Raden Patah kini berkuasa atas Glagah Wangi.
di sana ia benar-benar jadi diri sendiri.
—langkahnya langkahku juga.
sungguhkah itu?
sebab dalam tuturmu, aku mendengar gelisahmu.
terbukalah matamu.
gugurlah segala kecemasan itu.
tapamu tak sia-sia.
dalam kesadaranmu yang belum sempurnya,
kau bersabda atau barangkali bertitah semata:
—Dipa Menggala, engkau Sunan pilihanku.
empat penjuru menujummu. kini kau berkuasa atas Lawu.
—Wangsa Menggala, kau patihnya, bergelar Kyai Jalak.
tuntunlah ketersesatan mereka.
atas dasar apa kau mengatakannya?
—kesetiaan macam apa yang tak layak dipercayai?

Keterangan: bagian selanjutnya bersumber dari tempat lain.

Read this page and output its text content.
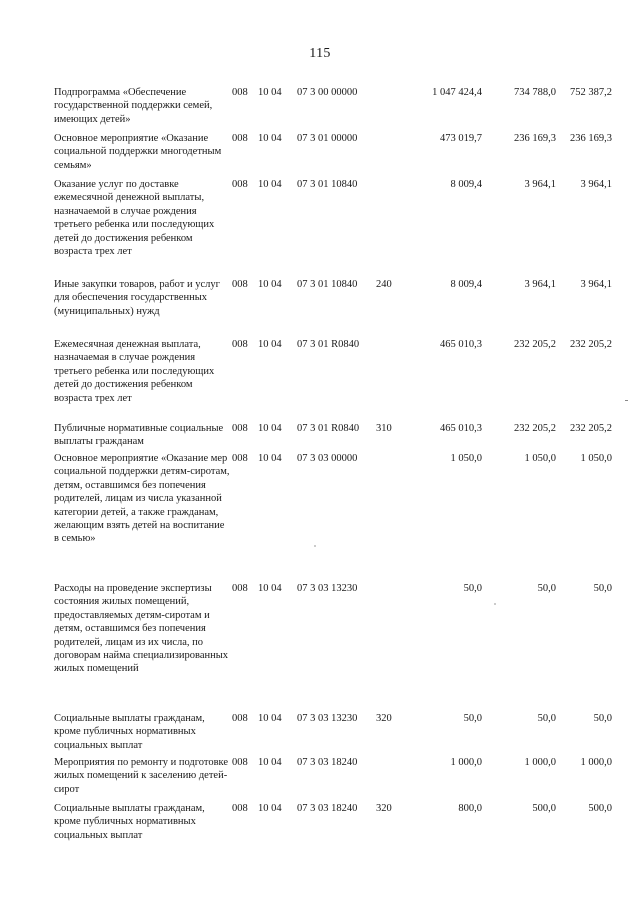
115
Подпрограмма «Обеспечение государственной поддержки семей, имеющих детей»
008 10 04	07 3 00 00000	1 047 424,4	734 788,0	752 387,2
Основное мероприятие «Оказание социальной поддержки многодетным семьям»
008 10 04	07 3 01 00000	473 019,7	236 169,3	236 169,3
Оказание услуг по доставке ежемесячной денежной выплаты, назначаемой в случае рождения третьего ребенка или последующих детей до достижения ребенком возраста трех лет
008 10 04	07 3 01 10840	8 009,4	3 964,1	3 964,1
Иные закупки товаров, работ и услуг для обеспечения государственных (муниципальных) нужд
008 10 04	07 3 01 10840	240	8 009,4	3 964,1	3 964,1
Ежемесячная денежная выплата, назначаемая в случае рождения третьего ребенка или последующих детей до достижения ребенком возраста трех лет
008 10 04	07 3 01 R0840	465 010,3	232 205,2	232 205,2
Публичные нормативные социальные выплаты гражданам
008 10 04	07 3 01 R0840	310	465 010,3	232 205,2	232 205,2
Основное мероприятие «Оказание мер социальной поддержки детям-сиротам, детям, оставшимся без попечения родителей, лицам из числа указанной категории детей, а также гражданам, желающим взять детей на воспитание в семью»
008 10 04	07 3 03 00000	1 050,0	1 050,0	1 050,0
Расходы на проведение экспертизы состояния жилых помещений, предоставляемых детям-сиротам и детям, оставшимся без попечения родителей, лицам из их числа, по договорам найма специализированных жилых помещений
008 10 04	07 3 03 13230	50,0	50,0	50,0
Социальные выплаты гражданам, кроме публичных нормативных социальных выплат
008 10 04	07 3 03 13230	320	50,0	50,0	50,0
Мероприятия по ремонту и подготовке жилых помещений к заселению детей-сирот
008 10 04	07 3 03 18240	1 000,0	1 000,0	1 000,0
Социальные выплаты гражданам, кроме публичных нормативных социальных выплат
008 10 04	07 3 03 18240	320	800,0	500,0	500,0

kadang, kegelisahan juga kesetiaan hanya dapat dirasakan,
tapi tak bisa dimaknai.
di Hargo Dalem, kau moksa.
menemui penciptamu yang entah siapa.
meninggalkan segala yang telah usai di dunia.
—sebenarnya seberapa jauh jarak hidup dan mati?
2/ Hargo Dumiling
hidup dan mati ada di antara nyata dan khayalan semata.
sepulangnya Sang Prabu,
pemomongnya diterpa kekecewaan tak menentu.
Sabdo Palon menyusul sirna.
moksa ke surga yang entah di mana tempatnya.
barangkali di langit, barangkali di bumi,
atau barangkali berada pada hati yang kecewa.
telah diwahyukan dari langit.
barang siapa tirakat, akan berbuah berkat.
cegah dhahar lawan guling.
—sabda macam apa yang ampuh menaklukkan ego?
ketakutan ditebar.
sebab kekecewaan tak mampu diredam.
Sabdo Palon murka.
kelak, 500 tahun setelahnya,
Tanah Jawa akan kembali pada pemiliknya.
Punokawan dicipta.
agar ketakutan sirna, lantas dibanjur tawa.
—kuputuskan moksa, sowan Sang Hyang Jagat.
meski sebenarnya Ia tiada di langit, tiada pula di bumi,
namun berada jauh di dalam diri.
tidak semestinya suatu perkara diwujudkan secara nyata.
3/ Hargo Dumilah
kenyataan, tak jauh beda dari pertanyaan
yang tak memiliki jawaban.
seperti halnya telaga, ziarah mengalir lewat doa.
tapi di hari-hari lain, nyala ini bukan api semata.
sebab tabiat buruk dapat mengundang murka.
lidah, bisa saja jadi firman.
namun lebih sering merupa ancaman.
sebab mereka yang moksa kadang menilik petilasannya.
di gunung ini,
setiap langkahmu juga disaksikan Gusti.
“bagaimana cara mujarab untuk mencegahnya?” tanya entah siapa.
—barangkali, nerima ing pandum, jawabnya.
(Karanganyar, 2020)
*EKO SETYAWAN, lahir di Karanganyar, 22 September 1996. Alumnus Pendidikan Bahasa dan Sastra Indonesia Universitas Sebelas Maret (UNS) Surakarta. Bergiat di Komunitas Kamar Kata Karanganyar. Buku yang telah terbit Merindukan Kepulangan (2017). Memperoleh penghargaan Insan Sastra UNS Surakarta 2018 serta memenangkan beberapa lomba penulisan puisi dan cerpen. Karya-karyanya termuat di media massa.